A clinical trial is about to start that will test a new technique to cure blindness. The possible treatment is based on CRISPR and aims to correct the genes that cause Leber's congenital amaurosis. For the time being it will be tested on 18 adult and child volunteers.
The disease is linked to anomalies present in about 15-20 different genes, which cause a progressive degeneration of photoreceptors in the retina. At the moment there is no cure, apart from an effective gene therapy only on the form caused by the RPE65 gene.
This makes the trial even more important. Existing gene therapy uses a virus to replace the abnormal RPE65 gene with a correct version. What we are going to test, however, acts on the Cep290 gene that causes the Lca10 form of Leber's congenital amaurosis. In this specific case, the researchers will use the new Crispr-Cas9 techniques.

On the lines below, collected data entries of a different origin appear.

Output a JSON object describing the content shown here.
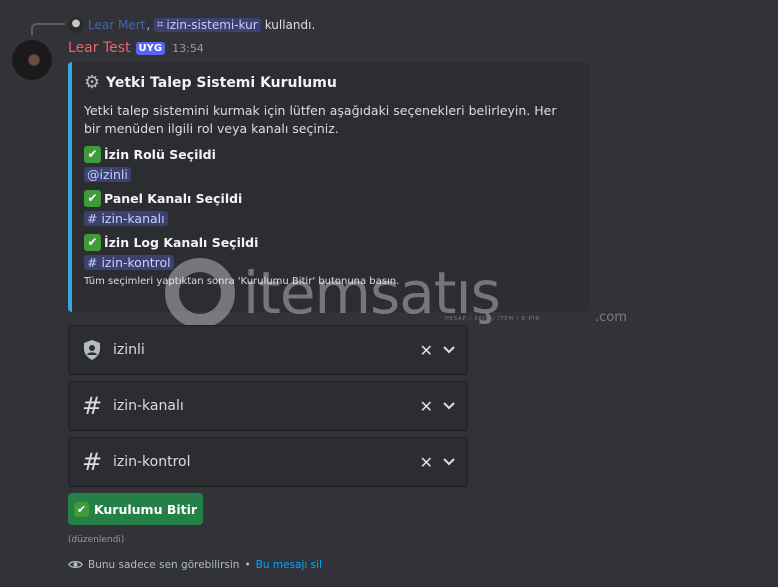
{
  "reply": {
    "author": "Lear Mert",
    "comma": ",",
    "command": "izin-sistemi-kur",
    "command_icon": "slash-command-icon",
    "action": "kullandı."
  },
  "message": {
    "author": "Lear Test",
    "badge": "UYG",
    "time": "13:54"
  },
  "embed": {
    "accent_color": "#3ba7e0",
    "title": "Yetki Talep Sistemi Kurulumu",
    "description": "Yetki talep sistemini kurmak için lütfen aşağıdaki seçenekleri belirleyin. Her bir menüden ilgili rol veya kanalı seçiniz.",
    "fields": [
      {
        "name": "İzin Rolü Seçildi",
        "value": "@izinli"
      },
      {
        "name": "Panel Kanalı Seçildi",
        "value": "# izin-kanalı"
      },
      {
        "name": "İzin Log Kanalı Seçildi",
        "value": "# izin-kontrol"
      }
    ],
    "footer": "Tüm seçimleri yaptıktan sonra 'Kurulumu Bitir' butonuna basın."
  },
  "selects": [
    {
      "icon": "role-shield-icon",
      "value": "izinli"
    },
    {
      "icon": "hash-icon",
      "value": "izin-kanalı"
    },
    {
      "icon": "hash-icon",
      "value": "izin-kontrol"
    }
  ],
  "button": {
    "label": "Kurulumu Bitir",
    "color": "#248046"
  },
  "edited": "(düzenlendi)",
  "ephemeral": {
    "text": "Bunu sadece sen görebilirsin",
    "separator": "•",
    "link": "Bu mesajı sil"
  },
  "watermark": {
    "brand": "itemsatış",
    "tagline": "HESAP / SKIN / İTEM / E-PİN",
    "suffix": ".com"
  }
}
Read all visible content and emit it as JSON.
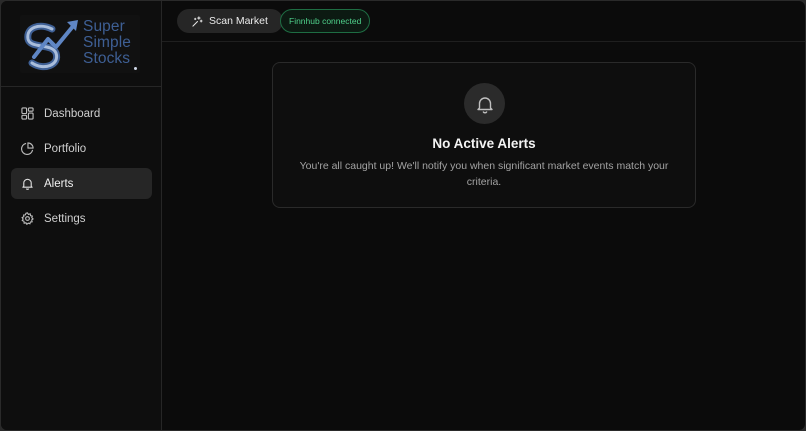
{
  "app": {
    "logo": {
      "line1": "Super",
      "line2": "Simple",
      "line3": "Stocks"
    }
  },
  "sidebar": {
    "items": [
      {
        "label": "Dashboard",
        "icon": "dashboard-grid-icon",
        "active": false
      },
      {
        "label": "Portfolio",
        "icon": "pie-chart-icon",
        "active": false
      },
      {
        "label": "Alerts",
        "icon": "bell-icon",
        "active": true
      },
      {
        "label": "Settings",
        "icon": "gear-icon",
        "active": false
      }
    ]
  },
  "topbar": {
    "scan_label": "Scan Market",
    "scan_icon": "sparkles-icon",
    "status_badge": "Finnhub connected",
    "status_color": "#4fd18b"
  },
  "empty_state": {
    "icon": "bell-icon",
    "title": "No Active Alerts",
    "description": "You're all caught up! We'll notify you when significant market events match your criteria."
  },
  "colors": {
    "background": "#0b0b0b",
    "active_nav": "#262626",
    "logo_blue": "#3e5f94"
  }
}
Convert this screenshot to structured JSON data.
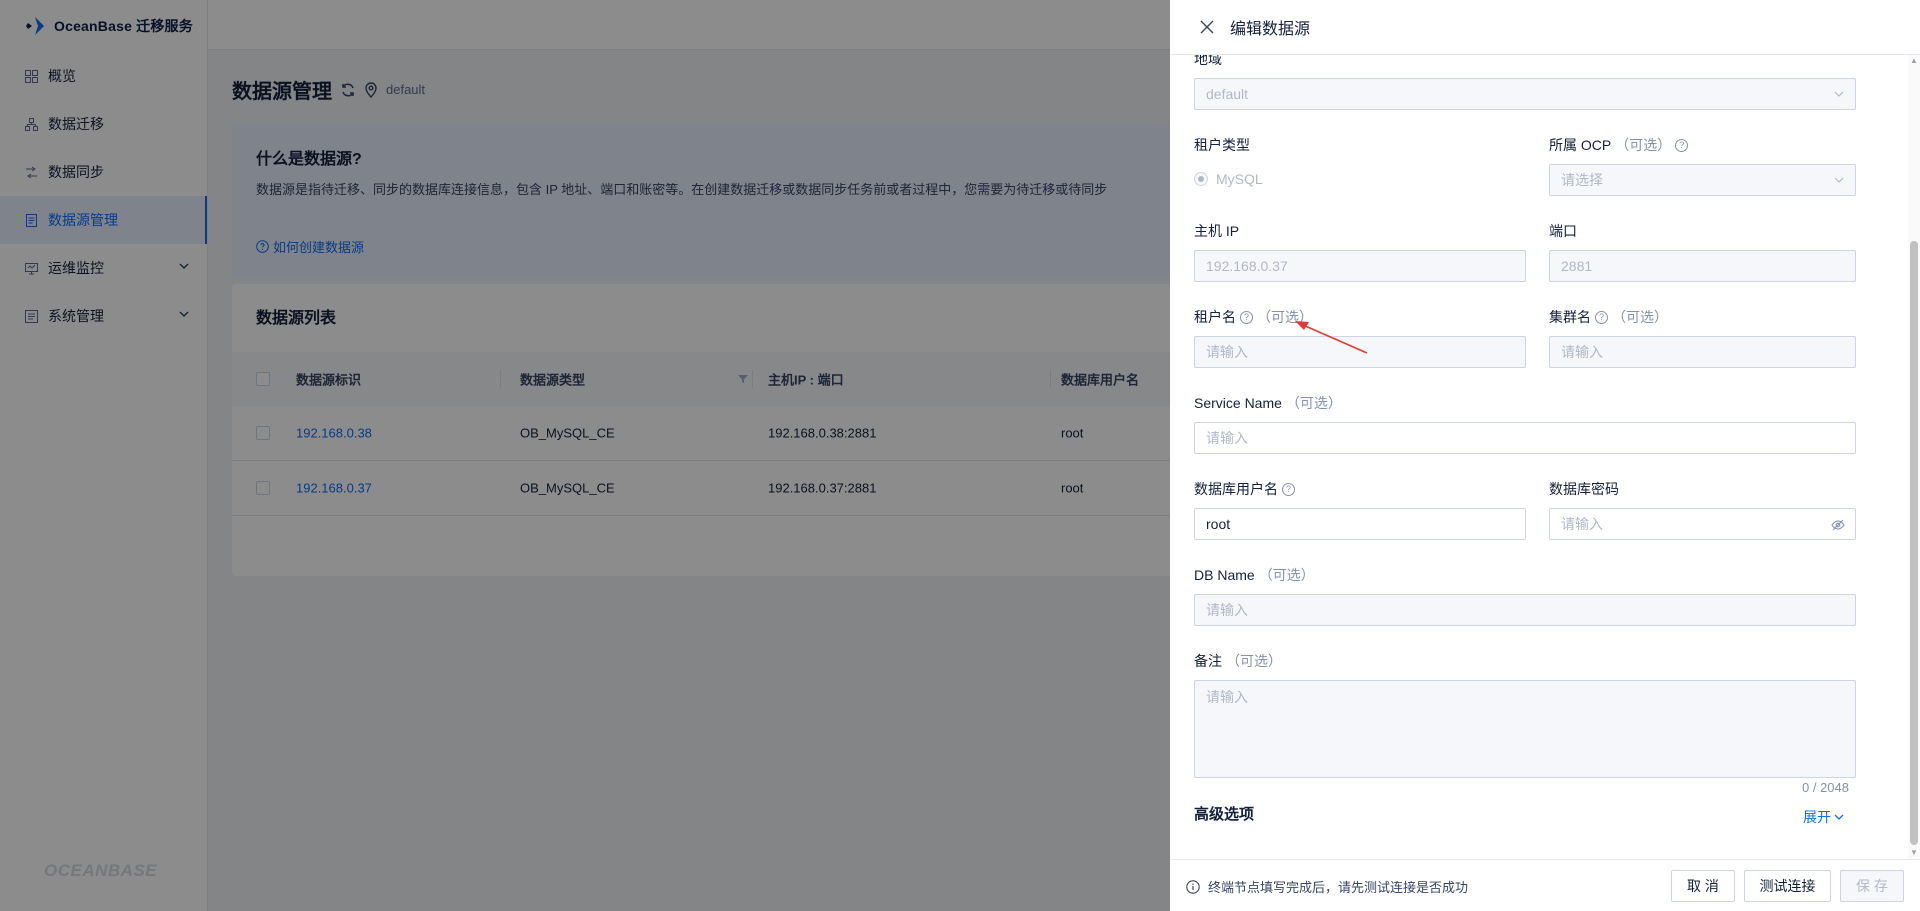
{
  "app": {
    "logo_text": "OceanBase 迁移服务",
    "footer_brand": "OCEANBASE"
  },
  "sidebar": {
    "items": [
      {
        "label": "概览",
        "icon": "grid-icon"
      },
      {
        "label": "数据迁移",
        "icon": "migrate-icon"
      },
      {
        "label": "数据同步",
        "icon": "sync-icon"
      },
      {
        "label": "数据源管理",
        "icon": "datasource-icon",
        "active": true
      },
      {
        "label": "运维监控",
        "icon": "monitor-icon",
        "expandable": true
      },
      {
        "label": "系统管理",
        "icon": "system-icon",
        "expandable": true
      }
    ]
  },
  "page": {
    "title": "数据源管理",
    "region": "default",
    "intro": {
      "title": "什么是数据源?",
      "desc": "数据源是指待迁移、同步的数据库连接信息，包含 IP 地址、端口和账密等。在创建数据迁移或数据同步任务前或者过程中，您需要为待迁移或待同步",
      "link": "如何创建数据源"
    },
    "list": {
      "title": "数据源列表",
      "columns": [
        "数据源标识",
        "数据源类型",
        "主机IP : 端口",
        "数据库用户名"
      ],
      "rows": [
        {
          "id": "192.168.0.38",
          "type": "OB_MySQL_CE",
          "host": "192.168.0.38:2881",
          "user": "root"
        },
        {
          "id": "192.168.0.37",
          "type": "OB_MySQL_CE",
          "host": "192.168.0.37:2881",
          "user": "root"
        }
      ]
    }
  },
  "drawer": {
    "title": "编辑数据源",
    "optional": "（可选）",
    "region_label": "地域",
    "region_value": "default",
    "tenant_type_label": "租户类型",
    "tenant_type_value": "MySQL",
    "ocp_label": "所属 OCP",
    "ocp_placeholder": "请选择",
    "host_label": "主机 IP",
    "host_value": "192.168.0.37",
    "port_label": "端口",
    "port_value": "2881",
    "tenant_label": "租户名",
    "tenant_placeholder": "请输入",
    "cluster_label": "集群名",
    "cluster_placeholder": "请输入",
    "service_label": "Service Name",
    "service_placeholder": "请输入",
    "db_user_label": "数据库用户名",
    "db_user_value": "root",
    "db_pwd_label": "数据库密码",
    "db_pwd_placeholder": "请输入",
    "db_name_label": "DB Name",
    "db_name_placeholder": "请输入",
    "remark_label": "备注",
    "remark_placeholder": "请输入",
    "remark_counter": "0 / 2048",
    "advanced_label": "高级选项",
    "expand_label": "展开",
    "footer_tip": "终端节点填写完成后，请先测试连接是否成功",
    "cancel_label": "取 消",
    "test_label": "测试连接",
    "save_label": "保 存"
  },
  "colors": {
    "primary": "#0d6cf2",
    "annotation_arrow": "#e53935"
  }
}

Researchers will inject light-sensitive cells under the retina. CRISPR should replace the abnormal gene, so as to correct the DNA of the retina permanently. If it does work, the disease could stop or even regress. In this way children and adults would get their sight or what remains of it. It is not the first time that Crispr-Cas9 is used directly on the human body. A large number of therapies are being developed that exploit the technique of genetic editing, especially in oncology. In these cases, doctors modify the cells of the immune system so that they affect cancer cells.